155. No que diz respeito à constatação do Tribunal de que o método de
execução da pena de morte por enforcamento é intrinsecamente
degradante e está em conformidade com a própria razão de ser da
proibição de métodos de execução que equivalem à tortura ou a
tratamentos cruéis, desumanos e degradantes, a prescrição deve, por
conseguinte, ser a de que, nos casos em que a pena de morte não foi
abolida, os métodos de execução devem excluir o sofrimento ou implicar o
menor sofrimento possível.39 Por conseguinte, o Tribunal ordena ao Estado
Demandado que tome todas as medidas necessárias para eliminar o
‘‘enforcamento’’ das suas leis como método de imposição da pena de
morte.
38
Ally Rajabu e outros v. Tanzânia (méritos e reparações) (28 de Novembro de 2019) 3 AfCLR 539, §
163; Amini Juma v.

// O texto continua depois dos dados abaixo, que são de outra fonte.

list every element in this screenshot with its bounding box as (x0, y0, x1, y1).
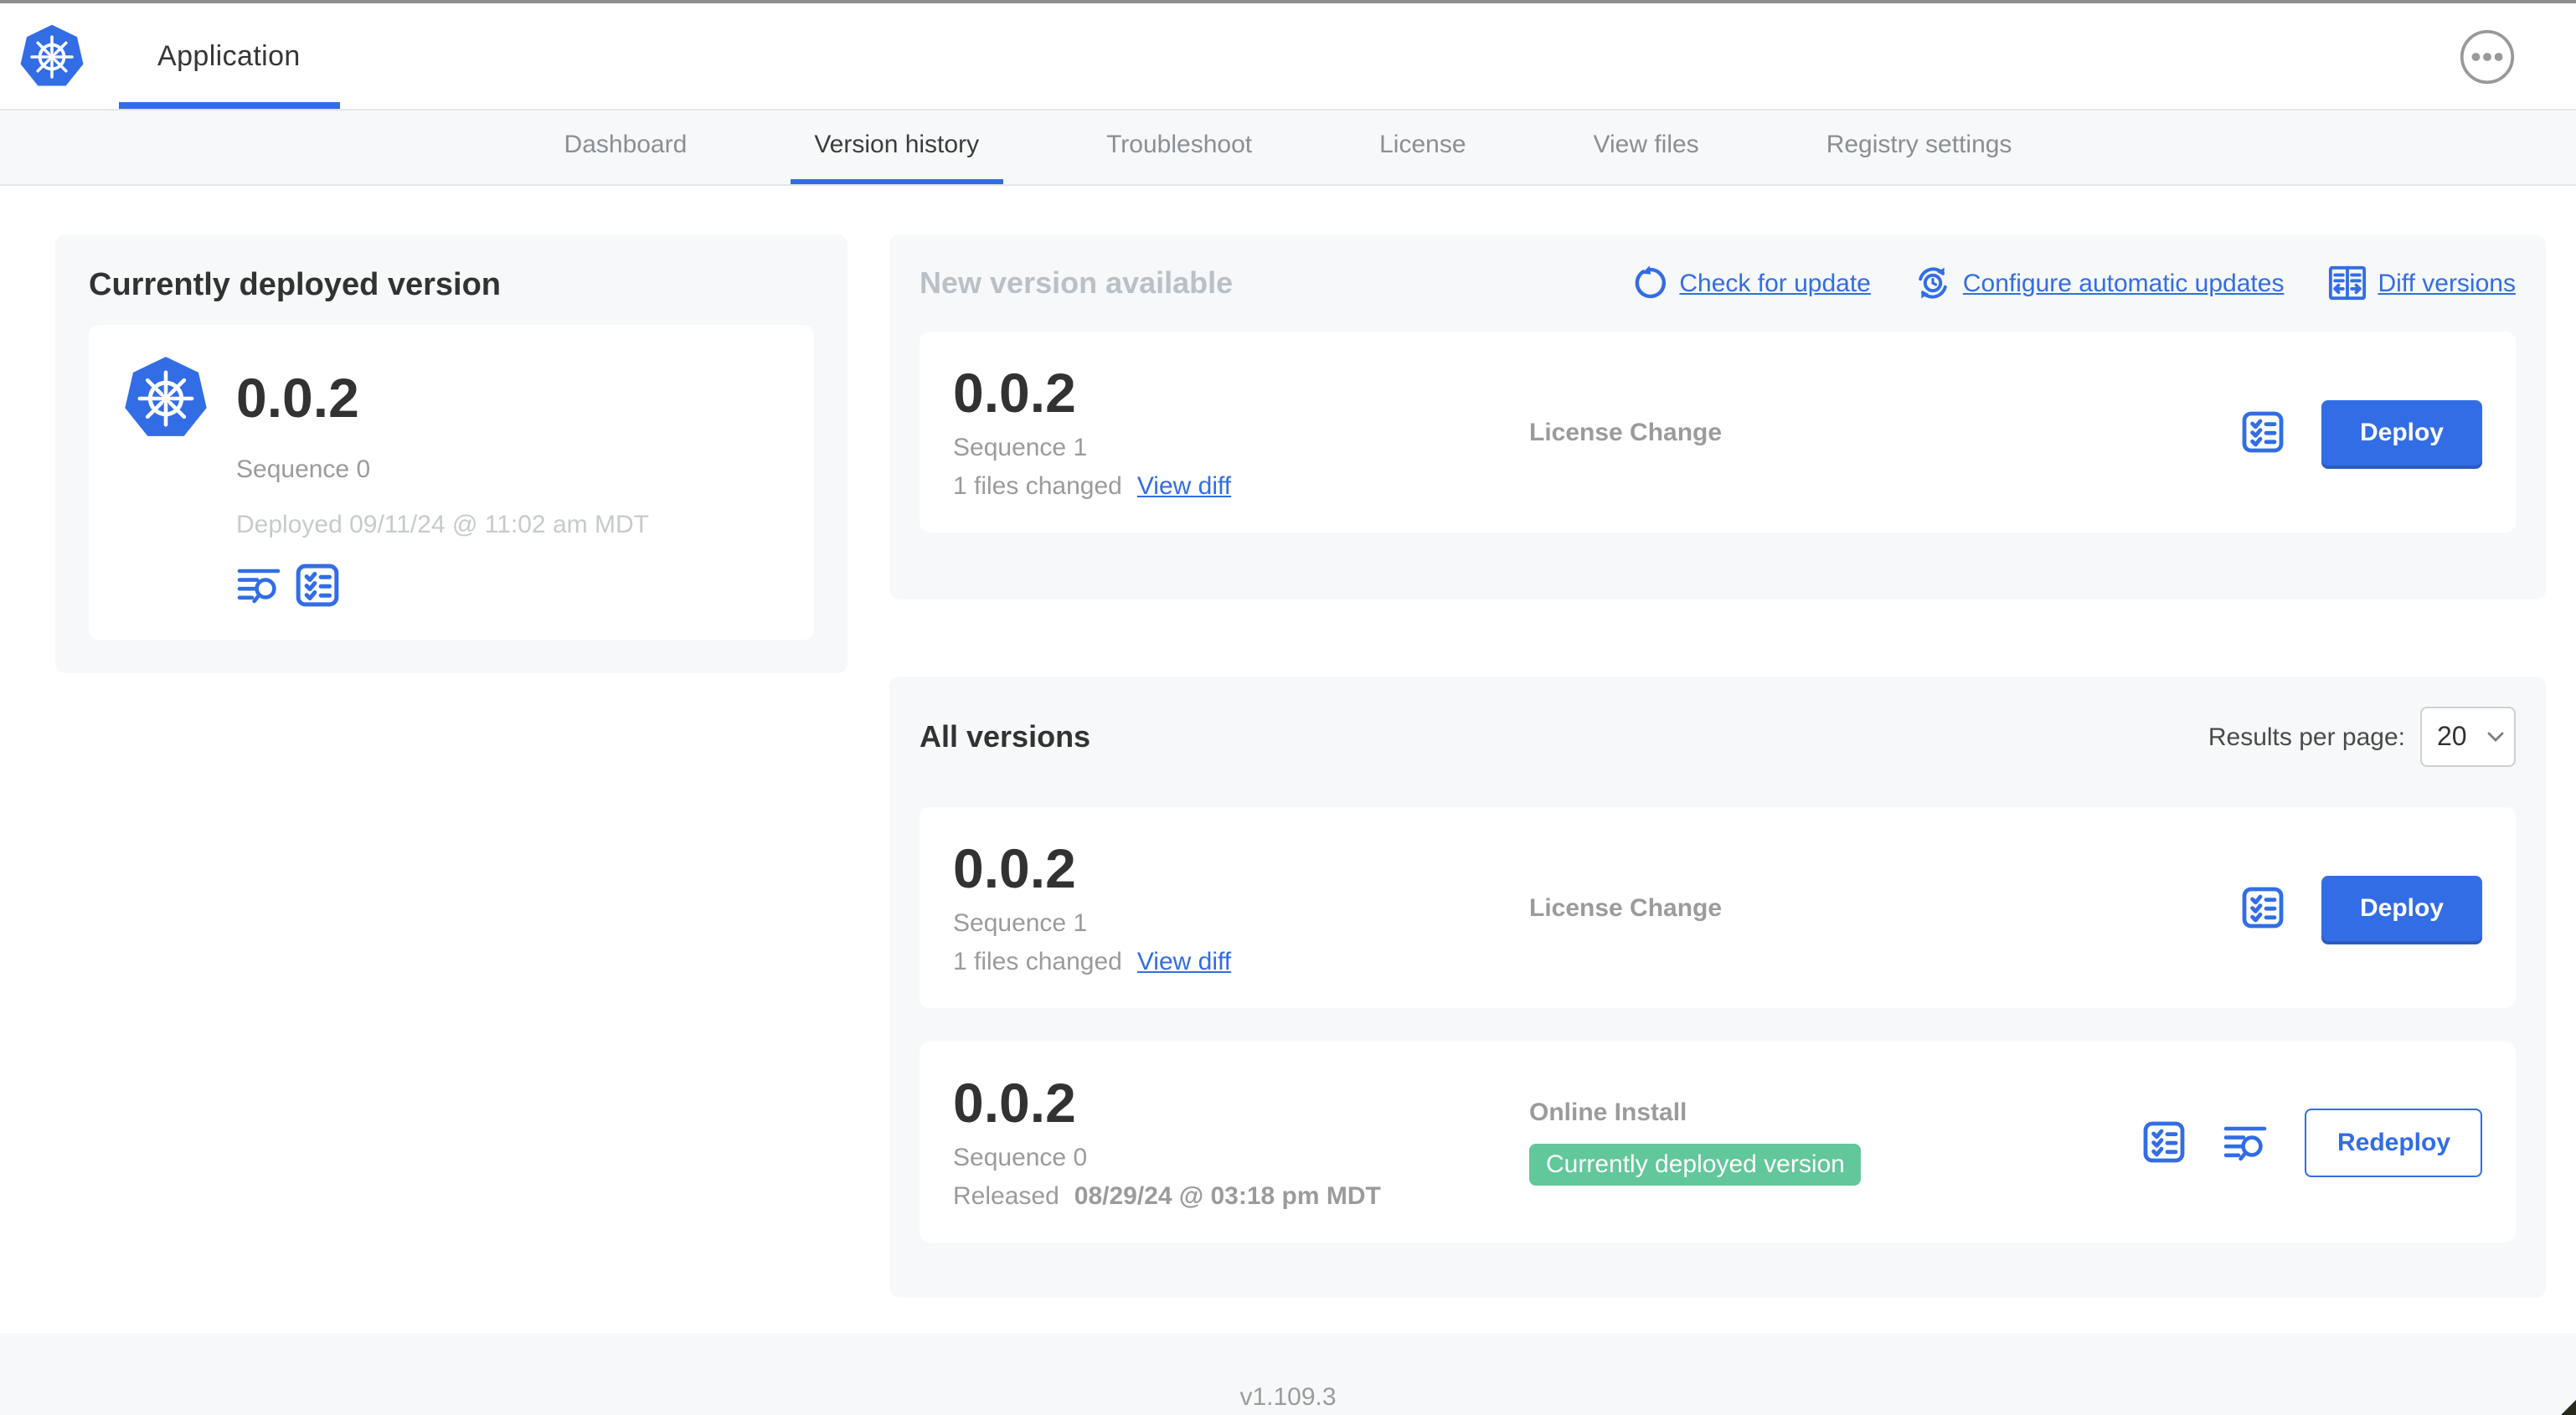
source-label: Online Install (1529, 1099, 1687, 1127)
mouse-cursor-artifact (2561, 1400, 2576, 1415)
app-header: Application (0, 3, 2576, 109)
deploy-logs-icon (236, 563, 281, 608)
source-label: License Change (1529, 418, 1723, 446)
all-versions-title: All versions (920, 719, 1091, 753)
main-content: Currently deployed version 0.0.2 Sequenc… (0, 186, 2576, 1333)
new-version-title: New version available (920, 265, 1234, 299)
released-label: Released (953, 1182, 1059, 1212)
diff-versions-link[interactable]: Diff versions (2327, 265, 2516, 301)
active-app-underline (118, 102, 340, 109)
ellipsis-menu-button[interactable] (2459, 28, 2516, 85)
preflight-checks-button[interactable] (2241, 886, 2285, 929)
results-per-page-label: Results per page: (2208, 723, 2405, 751)
version-number: 0.0.2 (953, 361, 1076, 424)
files-changed-label: 1 files changed (953, 948, 1122, 977)
released-row: Released 08/29/24 @ 03:18 pm MDT (953, 1182, 1529, 1211)
version-actions: Deploy (2241, 399, 2482, 465)
preflight-checks-button[interactable] (295, 563, 340, 608)
view-diff-link[interactable]: View diff (1137, 472, 1231, 501)
version-row: 0.0.2 Sequence 1 1 files changed View di… (920, 807, 2516, 1008)
tab-troubleshoot[interactable]: Troubleshoot (1083, 111, 1275, 184)
tab-label: Version history (814, 131, 980, 159)
version-row: 0.0.2 Sequence 0 Released 08/29/24 @ 03:… (920, 1042, 2516, 1243)
version-history-content: New version available Check for update C… (889, 234, 2546, 1298)
currently-deployed-card: 0.0.2 Sequence 0 Deployed 09/11/24 @ 11:… (89, 325, 814, 640)
all-versions-header: All versions Results per page: 20 (920, 707, 2516, 767)
deployed-timestamp: Deployed 09/11/24 @ 11:02 am MDT (236, 511, 649, 539)
preflight-checks-button[interactable] (2143, 1120, 2187, 1164)
tab-label: Dashboard (564, 131, 688, 159)
kubernetes-logo-icon (18, 23, 85, 90)
currently-deployed-badge: Currently deployed version (1529, 1144, 1862, 1186)
deploy-logs-button[interactable] (236, 563, 281, 608)
subnav: Dashboard Version history Troubleshoot L… (0, 109, 2576, 186)
version-sequence: Sequence 1 (953, 434, 1088, 463)
files-changed-label: 1 files changed (953, 472, 1122, 502)
version-info: 0.0.2 Sequence 1 1 files changed View di… (953, 836, 1529, 976)
files-changed-row: 1 files changed View diff (953, 472, 1529, 501)
tab-license[interactable]: License (1356, 111, 1489, 184)
version-source: Online Install Currently deployed versio… (1529, 1099, 2143, 1186)
version-actions-links: Check for update Configure automatic upd… (1631, 265, 2516, 301)
preflight-checks-button[interactable] (2241, 410, 2285, 454)
version-info: 0.0.2 Sequence 0 Released 08/29/24 @ 03:… (953, 1071, 1529, 1211)
view-diff-link[interactable]: View diff (1137, 948, 1231, 976)
configure-automatic-updates-label: Configure automatic updates (1962, 269, 2285, 297)
auto-update-clock-icon (1914, 265, 1951, 301)
tab-label: Registry settings (1826, 131, 2012, 159)
currently-deployed-title: Currently deployed version (89, 268, 502, 303)
app-footer: v1.109.3 (0, 1333, 2576, 1415)
tab-label: License (1379, 131, 1466, 159)
kubernetes-logo-icon (122, 355, 209, 442)
preflight-checks-icon (295, 563, 340, 608)
deployed-sequence: Sequence 0 (236, 455, 371, 484)
app-title-tab[interactable]: Application (118, 3, 340, 109)
tab-dashboard[interactable]: Dashboard (541, 111, 711, 184)
version-number: 0.0.2 (953, 836, 1076, 899)
deploy-button[interactable]: Deploy (2321, 875, 2482, 940)
app-title: Application (157, 39, 301, 71)
version-source: License Change (1529, 893, 2241, 922)
results-per-page-select[interactable]: 20 (2420, 707, 2516, 767)
tab-version-history[interactable]: Version history (791, 111, 1003, 184)
diff-versions-label: Diff versions (2378, 269, 2516, 297)
tab-view-files[interactable]: View files (1570, 111, 1723, 184)
files-changed-row: 1 files changed View diff (953, 948, 1529, 976)
results-per-page: Results per page: 20 (2208, 707, 2516, 767)
version-actions: Redeploy (2143, 1108, 2482, 1176)
released-timestamp: 08/29/24 @ 03:18 pm MDT (1074, 1182, 1381, 1212)
deploy-logs-icon (2223, 1119, 2269, 1165)
source-label: License Change (1529, 893, 1723, 922)
app-window: Application Dashboard Version history Tr… (0, 0, 2576, 1415)
tab-label: Troubleshoot (1106, 131, 1253, 159)
version-actions: Deploy (2241, 875, 2482, 940)
tab-label: View files (1593, 131, 1699, 159)
deployed-actions (236, 563, 781, 608)
version-sequence: Sequence 1 (953, 909, 1088, 939)
new-version-header: New version available Check for update C… (920, 265, 2516, 301)
version-source: License Change (1529, 418, 2241, 446)
configure-automatic-updates-link[interactable]: Configure automatic updates (1914, 265, 2285, 301)
version-number: 0.0.2 (953, 1071, 1076, 1134)
deploy-logs-button[interactable] (2223, 1119, 2269, 1165)
check-for-update-link[interactable]: Check for update (1631, 265, 1871, 301)
preflight-checks-icon (2241, 410, 2285, 454)
deployed-version-number: 0.0.2 (236, 367, 359, 429)
app-manager-version: v1.109.3 (1239, 1383, 1337, 1412)
refresh-icon (1631, 265, 1667, 301)
tab-registry-settings[interactable]: Registry settings (1803, 111, 2036, 184)
check-for-update-label: Check for update (1679, 269, 1871, 297)
version-sequence: Sequence 0 (953, 1144, 1088, 1173)
redeploy-button[interactable]: Redeploy (2305, 1108, 2482, 1176)
currently-deployed-panel: Currently deployed version 0.0.2 Sequenc… (55, 234, 848, 673)
deploy-button[interactable]: Deploy (2321, 399, 2482, 465)
diff-icon (2327, 265, 2366, 301)
all-versions-panel: All versions Results per page: 20 0.0.2 … (889, 677, 2546, 1298)
new-version-card: 0.0.2 Sequence 1 1 files changed View di… (920, 332, 2516, 533)
new-version-panel: New version available Check for update C… (889, 234, 2546, 599)
ellipsis-icon (2459, 28, 2516, 85)
preflight-checks-icon (2143, 1120, 2187, 1164)
preflight-checks-icon (2241, 886, 2285, 929)
version-info: 0.0.2 Sequence 1 1 files changed View di… (953, 361, 1529, 501)
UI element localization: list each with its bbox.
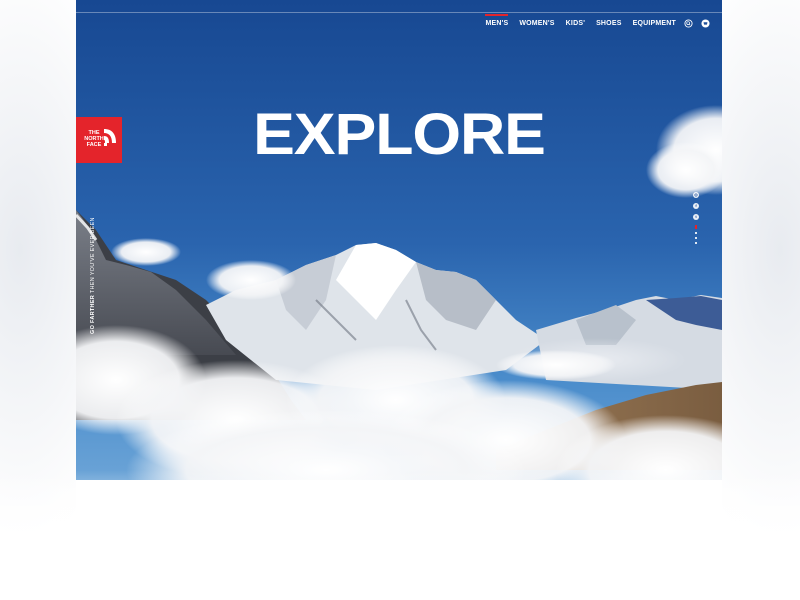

Tanzânia, TADHP, Petição n.º 024/2016, Acórdão de 30 de Setembro de 2021
(méritos e reparações), § 170; Gozbert Henerico v. Tanzânia, TADHP, Petição n.º 056/2016, Acórdão
de 10 de Janeiro de 2022 (méritos e reparações), § 207; Ghati Mwita v. Tanzânia, TADHP, Petição n.º
012/2019, Acórdão de 1 de Dezembro de 2022 (méritos e reparações), § 166.
39 Ally Rajabu e Outros v. República Unida da Tanzânia (méritos e reparações) (28 de Novembro de
2019) 3 AfCLR 539 § 118.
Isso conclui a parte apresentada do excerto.